Thinking Out Loud

November 27, 2011

A Classic Author and Some Excellent Advent Reading

I’ve said before here that if you want to really balance your intake of Christian books, you should alternate contemporary authors with classic authors.  Today’s book review is about the latter.

It’s also popular for many people to each year purchase a book of meditations or devotions for the season of Advent, however the book under consideration today, while it is structured differently with four longer chapters, is in my opinion a viable alternative, a means of doing something completely different.  You might complete the 112-page book faster, but it is so rich, you’ll want to go back and reconsider some of it a second time.

Magnify the Lord is a collection of sermon manuscripts or transcripts that were given by Martyn Lloyd-Jones in Westminster Chapel, London;  delivered in 1959 on Christmas Sunday, Christmas Eve, the last Sunday of December and New Year’s Eve.

The subject is ten verses in Luke 1; verses 46-55, the passage we know by its Latin name, The Magnificat, or by a more contemporary name as Mary’s Song.  This outburst of praise is not light reading, but incorporates a host of references to Old Testament passages, and also serves as a springboard to a study of God’s greater design, occurring as it does at the prime moment where the culmination of God’s plan is about to occur with the incarnation.

Because these were sermons, I actually read the first chapter out loud, which makes for a better articulation of the cadence and rhythm of the work.  In print, with some rather haphazard subtitles that break the manuscript with a form that’s unclear, it might be easier to lose your way if you don’t think of it as intended to be received orally, and hear it that way in your mind as you read.
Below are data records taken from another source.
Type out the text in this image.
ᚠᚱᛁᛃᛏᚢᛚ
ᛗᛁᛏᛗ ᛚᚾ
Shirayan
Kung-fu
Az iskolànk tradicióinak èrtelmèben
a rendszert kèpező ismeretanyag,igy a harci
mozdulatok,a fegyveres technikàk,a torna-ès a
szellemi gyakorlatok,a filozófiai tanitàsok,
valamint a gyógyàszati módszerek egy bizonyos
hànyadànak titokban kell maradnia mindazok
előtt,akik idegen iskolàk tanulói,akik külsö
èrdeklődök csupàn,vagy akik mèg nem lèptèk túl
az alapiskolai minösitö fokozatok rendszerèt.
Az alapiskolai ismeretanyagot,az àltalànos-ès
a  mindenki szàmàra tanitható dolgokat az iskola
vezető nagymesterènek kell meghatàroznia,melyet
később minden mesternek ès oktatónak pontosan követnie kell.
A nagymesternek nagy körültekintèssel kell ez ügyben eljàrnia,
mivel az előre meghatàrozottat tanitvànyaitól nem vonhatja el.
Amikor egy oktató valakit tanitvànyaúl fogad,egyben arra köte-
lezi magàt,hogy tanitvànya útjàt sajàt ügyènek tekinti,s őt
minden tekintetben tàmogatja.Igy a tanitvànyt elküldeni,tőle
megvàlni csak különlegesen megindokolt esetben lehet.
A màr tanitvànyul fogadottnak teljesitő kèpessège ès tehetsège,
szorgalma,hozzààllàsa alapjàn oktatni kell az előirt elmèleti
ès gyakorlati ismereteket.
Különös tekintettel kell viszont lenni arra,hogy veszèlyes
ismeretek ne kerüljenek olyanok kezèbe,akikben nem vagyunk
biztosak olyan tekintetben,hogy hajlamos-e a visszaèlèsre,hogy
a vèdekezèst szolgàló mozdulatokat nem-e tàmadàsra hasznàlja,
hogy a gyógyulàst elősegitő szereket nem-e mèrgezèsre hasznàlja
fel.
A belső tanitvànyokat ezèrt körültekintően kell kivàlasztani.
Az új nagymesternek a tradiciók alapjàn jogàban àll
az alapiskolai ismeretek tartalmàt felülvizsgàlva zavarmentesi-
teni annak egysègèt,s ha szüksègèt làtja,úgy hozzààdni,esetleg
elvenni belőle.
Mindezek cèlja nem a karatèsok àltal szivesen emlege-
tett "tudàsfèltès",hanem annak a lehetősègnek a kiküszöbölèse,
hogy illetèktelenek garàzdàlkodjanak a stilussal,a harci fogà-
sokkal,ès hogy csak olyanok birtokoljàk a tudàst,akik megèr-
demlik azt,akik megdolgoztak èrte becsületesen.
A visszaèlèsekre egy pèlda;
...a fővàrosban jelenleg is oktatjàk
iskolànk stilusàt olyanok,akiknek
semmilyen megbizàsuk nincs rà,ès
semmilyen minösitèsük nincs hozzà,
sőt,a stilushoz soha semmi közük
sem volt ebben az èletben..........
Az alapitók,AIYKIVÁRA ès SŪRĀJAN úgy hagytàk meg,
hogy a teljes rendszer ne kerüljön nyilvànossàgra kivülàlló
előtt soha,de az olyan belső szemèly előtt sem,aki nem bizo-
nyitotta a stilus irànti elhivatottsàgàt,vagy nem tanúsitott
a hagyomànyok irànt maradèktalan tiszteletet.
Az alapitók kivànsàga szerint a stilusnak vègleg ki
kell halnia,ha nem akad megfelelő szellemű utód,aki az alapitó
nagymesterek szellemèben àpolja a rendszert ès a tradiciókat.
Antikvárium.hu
The sermons don’t present the text in the exact verse order as does Luke, but what is more remarkable here is the employment of related texts, something increasingly missing in modern preaching. It’s easy to read the sermon texts of long-departed pulpit statesmen and say, “Well, we don’t talk like that these days;” or “People had longer attention spans back then;” but these arguments pale somewhat when you consider that Lloyd-Jones’ sermons here are from barely 50 years ago.  I wonder if it’s really spiritual ADD that we’re dealing with today.

Lloyd-Jones also addressed the fact that even today, many Evangelicals shy away from Mary as a Bible study topic because of the over-emphasis on her that we find in Roman Catholic tradition.  You see this most clearly in a passage I excerpted at my other blog.  He also addresses contemporary philosophies of Bible interpretation which are continuing to invade the modern church.  

…Mary was a person not unlike you and I in many ways who God chose to use in a miraculous way.  At first, she hesitated as anyone would under the circumstances, but she realizes that she is chosen to be a part of a pivotal time in Israel’s history, and Martyn Lloyd-Jones clearly illuminates that her understanding of what God is about to do is the key to her response.

Thanks to Christian Focus Publications for a copy of this 2011 re-issue of an excellent book, which retails in paperback in the U.S. for $9.99

December 7, 2008

Mary’s Song – The Magnificat

So Mary’s burst of praise contains over a dozen references to Old Testament (I prefer “first testament”) scriptures, which she no doubt learned as part of the religious education all Jewish children received, right?

But the next question would be, Where did Luke get the text of her song?   In my sermon this morning, I considered four possibilities:

  1. Luke didn’t get it from her.  It’s revisionism.   The words are being ascribed to her because the poetry works into a nice narrative; four poems or psalms actually; being attributed to four different people.   Makes a nice Christmas play, but it never happened; at least not like that.
  2. She didn’t use those words at the time.  Luke interviewed her.   She recalled being filled with awe and wonder at the moment, and gives him a text years down the road that only comes with maturity and further understanding of the prophetic texts.  A revisionist version of actual events that happened differently.
  3. Luke did get it from her and that really was the text of her song at the time.   She essentially “taught herself” the text and melody — yes, there was a tune to this song — and having memorized it, repeated it over and over throughout her life.
  4. The song is real, the lyrics are accurate, and it’s all Mary’s work, but Luke didn’t need to interview her to get it, because many of the women of the time had been taught “Mary’s Song;” originally from Mary herself, but some from others who knew the lyrics and melody.   (However, its original CCLI number was discontinued; I think it was song number 4.)

I like options three and four.   Modern scholarship would try to deconstruct the text, but instead, we should look at ways we can make the text work.   Luke, the doctor and historian,  having access to the text of a young peasant girl’s immediate reaction to an angelic visitation is far from impossible to imagine. And his gospel begins with a pledge of accuracy.